Al-muzani berkata : tatkala aku menjenguk iam asy-syafi’i pada saat sakit yang membawa
kepada kematiaannya, aku bertanya kepadanya : bagaimanakah keadaanmu, wahai ustadz ?
imam syafi’i menjawab : aku akan meninggalkan dunia dan berpisah dengan para sahabatku.
Aku akan meneguk piala kematian dan akan menghadap allah serta akan bertemu dengan
amal jelekku. Demi allah, aku tidak tahu kemana ruhku akan kembali : ke surga yang
dengannya aku akan bahagia atau ke neraka yang dengannya aku berduka. [11]

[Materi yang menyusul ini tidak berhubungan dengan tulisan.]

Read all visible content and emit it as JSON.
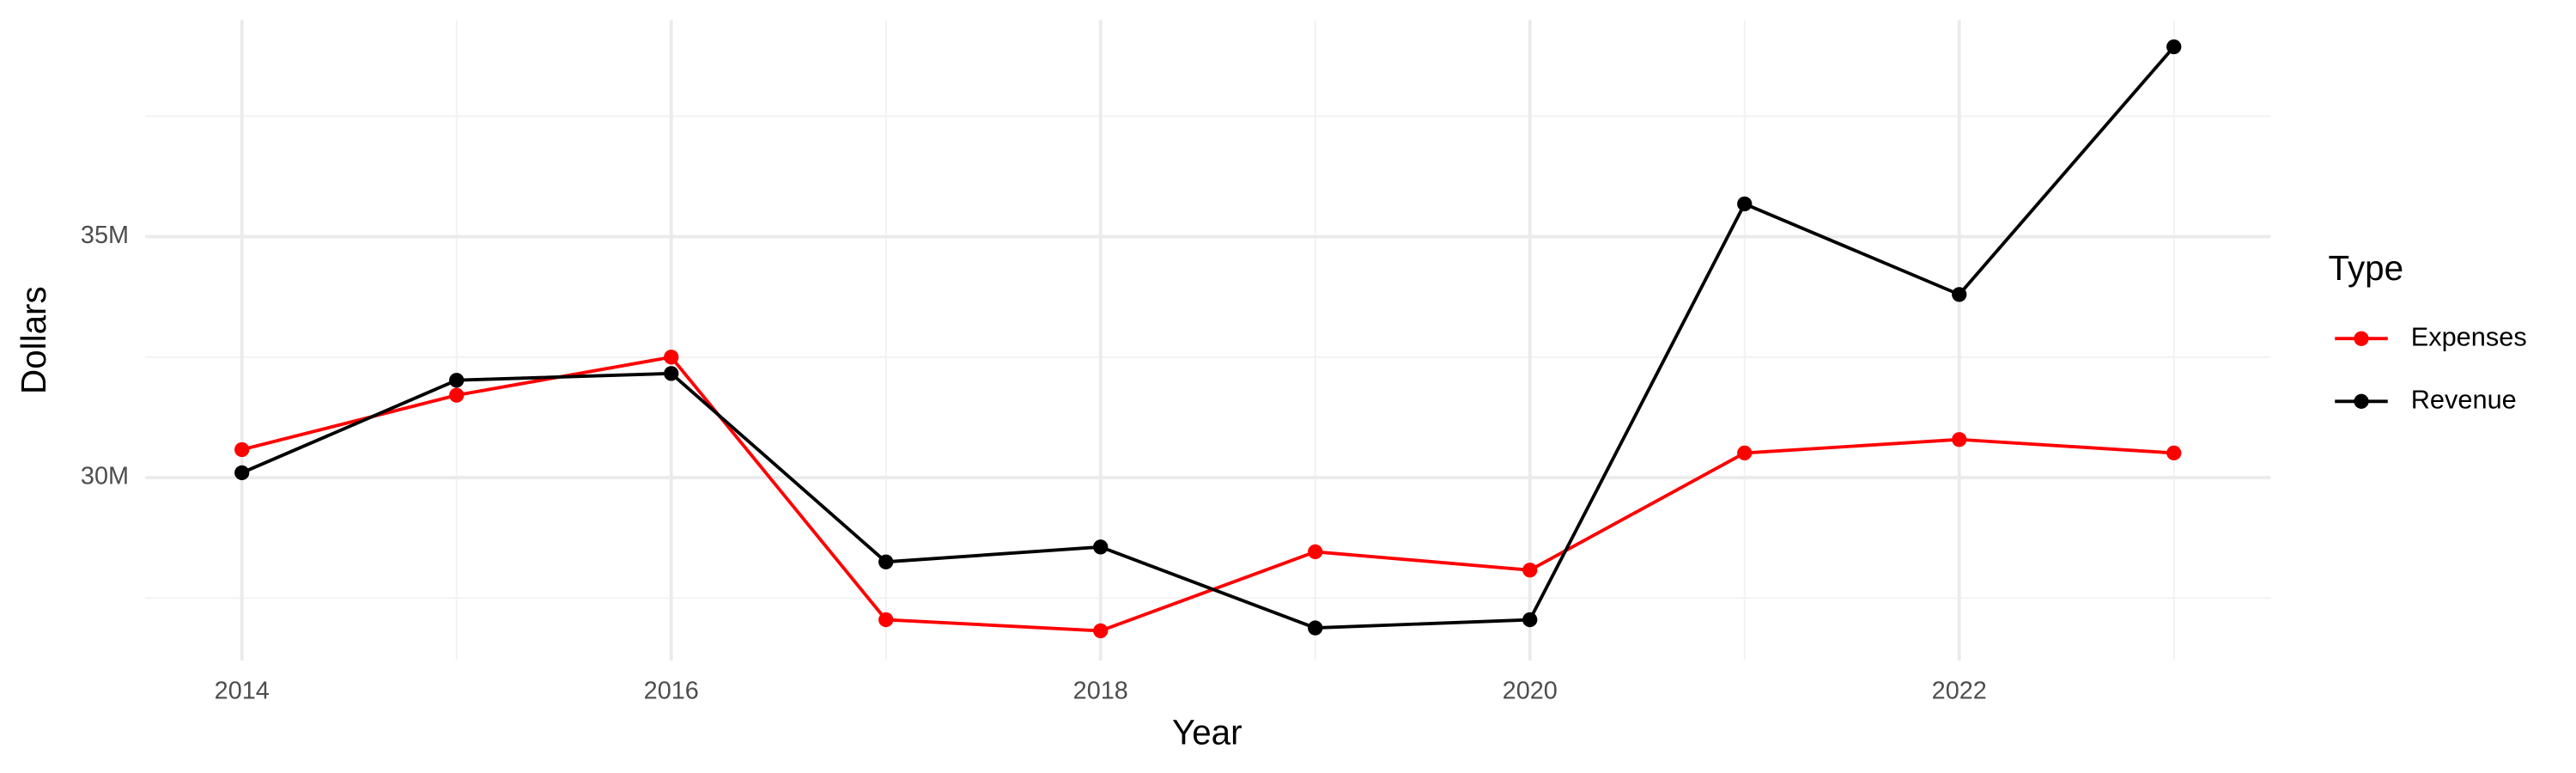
{
  "chart_data": {
    "type": "line",
    "x_label": "Year",
    "y_label": "Dollars",
    "legend_title": "Type",
    "legend": "right",
    "grid": true,
    "x": [
      2014,
      2015,
      2016,
      2017,
      2018,
      2019,
      2020,
      2021,
      2022,
      2023
    ],
    "series": [
      {
        "name": "Expenses",
        "color": "#ff0000",
        "values": [
          30580000,
          31710000,
          32500000,
          27050000,
          26820000,
          28460000,
          28080000,
          30510000,
          30790000,
          30510000
        ]
      },
      {
        "name": "Revenue",
        "color": "#000000",
        "values": [
          30100000,
          32020000,
          32160000,
          28250000,
          28560000,
          26880000,
          27050000,
          35680000,
          33800000,
          38940000
        ]
      }
    ],
    "xlim": [
      2013.55,
      2023.45
    ],
    "xticks": [
      2014,
      2016,
      2018,
      2020,
      2022
    ],
    "xminorticks": [
      2015,
      2017,
      2019,
      2021,
      2023
    ],
    "ylim": [
      26200000,
      39500000
    ],
    "yticks": [
      {
        "value": 30000000,
        "label": "30M"
      },
      {
        "value": 35000000,
        "label": "35M"
      }
    ],
    "yminorticks": [
      27500000,
      32500000,
      37500000
    ]
  }
}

Kemudian imam syafi’i melihat di sekelilingnya seraya berkata kepada orang-orang di sekitar
itu: jika aku meninggal, pergilah kalian kepada penguasa, dan mintalah kepadanya agar sudi
memandikanku, lalu sepupunya berkata : kami akan turun sebentar untuk shalat, imam syafi’i
menjawab, pergilah dan setelah itu, duduklah disini menunggu keluarnya ruhku. Lalu kami
turun untuk shalat di masjid, ketika kami kembali, kami berkata kepadanya :apakah engkau
sudah shalat ? sudah jawab imam syafi’i, lalu ia meminta segelas air, pada saat itu sedang
musim dingin, kami berkata : biar kami campurkan dengan air hangat, ia berkata : jangan,
sebaiknya dengan air safarjal. Lalu ia wafat. Ada yang mengatakan wafatnya pada akhir isya
(menjelang subuh) dan ada juga yang mengatakan sesudah maghrib.
BAB III

PENUTUP
A. Kesimpulan

sejarawan sepakat bahwa imam asy-syafi’i lahir pada tahun 150 H. Nama lengkap dari Imam
Asy-Syafi’i adalah Muhammad bin Idris bin al-‘Abbas bin ‘Utsman bin Syafi’i bin as-Saib
bin ‘Ubaid bin ‘Abdu Yazid bin Hasyim bin al-Muthalib bin ‘Abdi Manaf bin Qushay bin
Kilab bin Murrah bin Ka’ab bin Luay bin Ghalib.

Diakhir hayatnya,imam asy-syafi’i sibuk, berdakwah, menyebarkan ilmu, dan mengarang di


mesir, sampai hal itu memberikan mudharat bagi tubuhnya. Akibatnya, ia terkena penyakit
wasir yang menyebabkankeluarnya darah. Tetapi karena kecintaannya terhadap ilmu. Imam
syafi’i tetap melakukan pekerjaannya itu dengan tidak memperdulikan sakitnya, sampai akhir
beliau wafat pada akhir bulan rajab tahun 204 H.

B. Saran

Saran nya yaitu supaya umat Islam sering membaca tentang tokoh Islam khusus nya (Remaja
Islam). Agar mengetahui perjuangan para tokoh-tokoh Islam dalam Islam. Agar lebih mantap
dengan Islam dan lebih mendekatkan diri kepada ALLAH SWT.